Door drs. Robert de Jong
De European Council for Nuclear Research (CERN) stond in 2012 in het wereldnieuws over de ontdekking van het Higgsdeeltje. François Englert en Peter Higgs hielden er in 2013 een Nobelprijs aan over. Robert Brout was ook medeontdekker. Echter is hij in 2011 helaas overleden. Het Higgsboson is één van de 25 bouwstenen uit het Standaardmodel voor de deeltjesfysica. Het Standaardmodel is een zogenaamde kwantumveldentheorie. Ze is het resultaat van het samenvoegen van quantumfysica, veldentheorie en de speciale relativiteitstheorie. Van de vier fundamentele natuurkrachten – elektromagnetisme, zwakke kracht, sterke kracht en gravitatie – past enkel deze laatste niet in het Standaard model. Dat is nog huiswerk voor de theoretici. Aan de hand van 25 elementaire deeltjes en de eerste drie van deze natuurkrachten beschrijft het Standaardmodel een hele waaier verschijnselen met duizelingwekkende precisie, met in sommige gevallen een overeenkomst tussen voorspelde en gemeten waarde tot op het tiende cijfer na de komma. Toch weet het model geen raad met enkele hardnekkige vraagstukken: waar is alle antimaterie in het heelal naartoe, wat is de aard van donkere energie en wat is donkere materie? Die vraagstukken zijn er al meer dan 20 jaar en Genève, waar CERN gehuisvestigd is, komt er niet verder mee. Niet voor niets wil CERN voor 21 miljard Euro een nieuwe megaversneller bouwen met een cirkellengte van 100 km. Het heeft nu een cirkellengte van 27 km. Het moet een heuse “Higgsfabriek” worden. Dat zou het onderzoek weer vlot moeten trekken, want de ontdekking van Higgs is al weer 9 jaar geleden. Het probleem is echter dat er eigenlijk niet echt een aanleiding is (een business case) om zoveel te investeren in een nieuwe machine die deeltjes op elkaar schiet. Wat moet die Higgsfabriek aan antwoorden gaan geven? Die vraag is niet beantwoord door de wetenschappers.

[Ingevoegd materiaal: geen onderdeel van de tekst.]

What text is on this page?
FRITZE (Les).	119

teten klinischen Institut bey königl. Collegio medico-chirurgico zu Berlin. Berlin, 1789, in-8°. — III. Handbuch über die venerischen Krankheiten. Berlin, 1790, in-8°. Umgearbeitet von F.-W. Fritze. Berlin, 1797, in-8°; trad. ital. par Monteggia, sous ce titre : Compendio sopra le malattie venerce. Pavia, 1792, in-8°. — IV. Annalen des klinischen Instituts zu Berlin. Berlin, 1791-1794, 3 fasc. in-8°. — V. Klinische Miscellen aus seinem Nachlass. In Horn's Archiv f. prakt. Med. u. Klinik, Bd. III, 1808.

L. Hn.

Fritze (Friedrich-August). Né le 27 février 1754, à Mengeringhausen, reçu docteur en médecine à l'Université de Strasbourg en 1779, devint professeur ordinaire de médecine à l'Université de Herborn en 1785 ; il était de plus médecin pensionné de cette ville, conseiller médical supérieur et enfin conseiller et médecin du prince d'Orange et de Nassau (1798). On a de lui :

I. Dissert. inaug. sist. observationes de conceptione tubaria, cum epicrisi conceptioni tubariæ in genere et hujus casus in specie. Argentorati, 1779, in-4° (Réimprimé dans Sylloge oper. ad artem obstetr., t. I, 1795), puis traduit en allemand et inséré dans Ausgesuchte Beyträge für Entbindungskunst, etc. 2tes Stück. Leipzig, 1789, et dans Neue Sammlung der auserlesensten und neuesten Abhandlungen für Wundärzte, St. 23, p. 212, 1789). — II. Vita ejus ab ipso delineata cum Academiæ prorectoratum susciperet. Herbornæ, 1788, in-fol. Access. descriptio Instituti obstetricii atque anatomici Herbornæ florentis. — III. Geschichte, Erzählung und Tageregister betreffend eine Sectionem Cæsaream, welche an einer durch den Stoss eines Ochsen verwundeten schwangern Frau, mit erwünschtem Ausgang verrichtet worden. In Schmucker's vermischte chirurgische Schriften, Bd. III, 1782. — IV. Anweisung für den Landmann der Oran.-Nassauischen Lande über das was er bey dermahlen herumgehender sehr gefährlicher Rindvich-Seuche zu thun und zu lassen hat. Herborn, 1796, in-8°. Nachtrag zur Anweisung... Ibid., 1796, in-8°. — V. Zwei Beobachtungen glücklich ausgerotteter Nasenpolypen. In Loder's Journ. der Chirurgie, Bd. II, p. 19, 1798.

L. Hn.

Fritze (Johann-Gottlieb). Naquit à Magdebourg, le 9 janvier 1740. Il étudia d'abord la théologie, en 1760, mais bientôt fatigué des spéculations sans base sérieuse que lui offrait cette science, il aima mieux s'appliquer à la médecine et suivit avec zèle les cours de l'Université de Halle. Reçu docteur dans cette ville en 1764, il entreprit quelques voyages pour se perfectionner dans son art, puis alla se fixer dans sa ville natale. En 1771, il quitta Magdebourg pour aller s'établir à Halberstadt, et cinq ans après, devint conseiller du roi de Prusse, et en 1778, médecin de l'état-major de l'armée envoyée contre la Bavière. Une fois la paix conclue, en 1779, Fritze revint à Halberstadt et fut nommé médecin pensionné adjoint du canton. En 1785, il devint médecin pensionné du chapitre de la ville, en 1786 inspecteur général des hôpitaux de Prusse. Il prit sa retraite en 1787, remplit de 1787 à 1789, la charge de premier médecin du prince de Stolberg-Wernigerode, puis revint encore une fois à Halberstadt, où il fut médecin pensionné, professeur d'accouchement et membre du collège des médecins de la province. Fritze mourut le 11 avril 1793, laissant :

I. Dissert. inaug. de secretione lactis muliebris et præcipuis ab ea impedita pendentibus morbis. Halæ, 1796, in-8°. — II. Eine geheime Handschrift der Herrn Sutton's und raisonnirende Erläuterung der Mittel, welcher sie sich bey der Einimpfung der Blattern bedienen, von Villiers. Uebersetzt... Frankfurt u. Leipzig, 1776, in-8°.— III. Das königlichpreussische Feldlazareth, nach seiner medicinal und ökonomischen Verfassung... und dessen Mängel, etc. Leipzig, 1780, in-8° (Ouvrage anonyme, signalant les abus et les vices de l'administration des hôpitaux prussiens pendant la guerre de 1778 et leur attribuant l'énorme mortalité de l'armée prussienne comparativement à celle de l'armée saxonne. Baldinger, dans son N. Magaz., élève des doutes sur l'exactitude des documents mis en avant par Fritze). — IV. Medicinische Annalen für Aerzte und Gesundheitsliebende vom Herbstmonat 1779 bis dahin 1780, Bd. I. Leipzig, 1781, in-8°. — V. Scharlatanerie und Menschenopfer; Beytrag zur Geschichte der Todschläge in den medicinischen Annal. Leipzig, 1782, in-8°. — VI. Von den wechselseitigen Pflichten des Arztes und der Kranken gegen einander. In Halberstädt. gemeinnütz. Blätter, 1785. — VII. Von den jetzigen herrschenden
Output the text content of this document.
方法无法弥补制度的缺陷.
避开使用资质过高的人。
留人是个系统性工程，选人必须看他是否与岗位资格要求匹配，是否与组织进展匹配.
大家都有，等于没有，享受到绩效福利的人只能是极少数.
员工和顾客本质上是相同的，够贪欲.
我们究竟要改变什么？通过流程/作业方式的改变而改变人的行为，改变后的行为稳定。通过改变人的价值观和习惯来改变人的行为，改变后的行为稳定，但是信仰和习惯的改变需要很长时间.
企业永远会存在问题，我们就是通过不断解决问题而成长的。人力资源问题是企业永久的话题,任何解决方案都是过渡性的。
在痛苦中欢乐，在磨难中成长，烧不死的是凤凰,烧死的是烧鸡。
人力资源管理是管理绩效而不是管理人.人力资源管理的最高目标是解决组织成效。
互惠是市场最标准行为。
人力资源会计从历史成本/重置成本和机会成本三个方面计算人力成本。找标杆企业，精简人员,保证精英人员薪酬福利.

Vandaar dat het best goed nieuws is dat er een ontdekking gedaan is die 0.1% kans heeft dat dit met het standaard model te verklaren is. Ofwel 99.9% kans dat het Standaard model wel juist is maar onder speciale omstandigheden incompleet. Veel natuurkundigen hopen daarom stiekem op een barst in het Standaardmodel, die ons de weg moet wijzen naar een nog diepere laag van de werkelijkheid. Je kunt dan ook begrijpen dat natuurkundigen reikhalzend uitkijken naar volgend jaar, wanneer de detectoren van het CERN-experiment een upgrade achter de rug hebben. Als de CERN detectoren na deze upgrade niet ontdekken wat de oorzaak is, dan blijft die 21 miljard Euro over om daar toch achter te komen. Het betekent dat we dan nog dieper in de werkelijkheid door kunnen dringen.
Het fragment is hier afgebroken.